Based on the continued business momentum, Uber expects Q1 gross bookings to fall in the range of $25 billion to $26 billion. Meanwhile, adjusted earnings before interest, taxes, depreciation, and amortization (EBITDA) are projected to be between $100 million to $130 million.
Wall Streets’ View
Ahead of Uber’s quarterly results, Mizuho Securities analyst James Lee reiterated a Buy rating on the stock with a price target of $72, which implies 79.2% upside potential.
Lee expects Omicron’s headwinds to impact the Q1 guidance for travel companies. He expects the European markets to still show an upward swing with rising cases, while U.S. cases have already plateaued in key markets.

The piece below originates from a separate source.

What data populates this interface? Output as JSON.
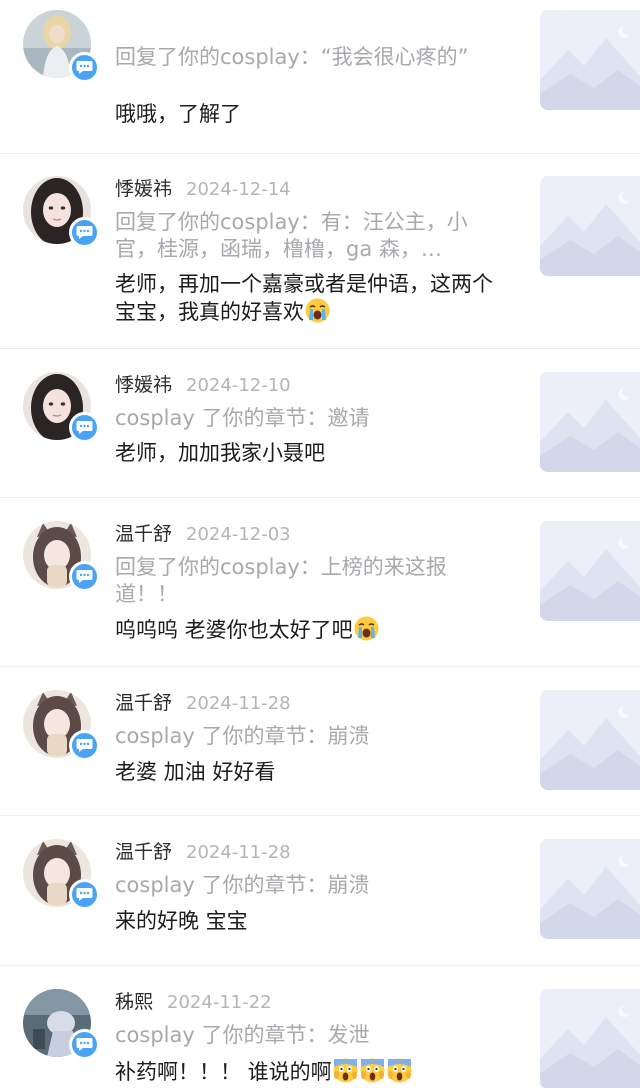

About his optimistic view on Uber, Lee stated, “As we look beyond COVID and into normalized travel patterns, we expect the mix shift to urban and international destinations to be favorable to UBER.”
“On the upcoming Analyst Day, we believe that management would highlight long-term profitability given its strong position in Mobility and disciplined investments in Delivery. We expect the company could exit markets where it does not have category-leading positions for Grocery delivery, and invest back in core markets to optimize its path to positive margins,” Lee added.
With 13 unanimous Buys, the Uber stock commands a Strong Buy consensus rating. At the time of writing, the average Uber price target was $65.23, which implies 62.3% upside potential to current levels.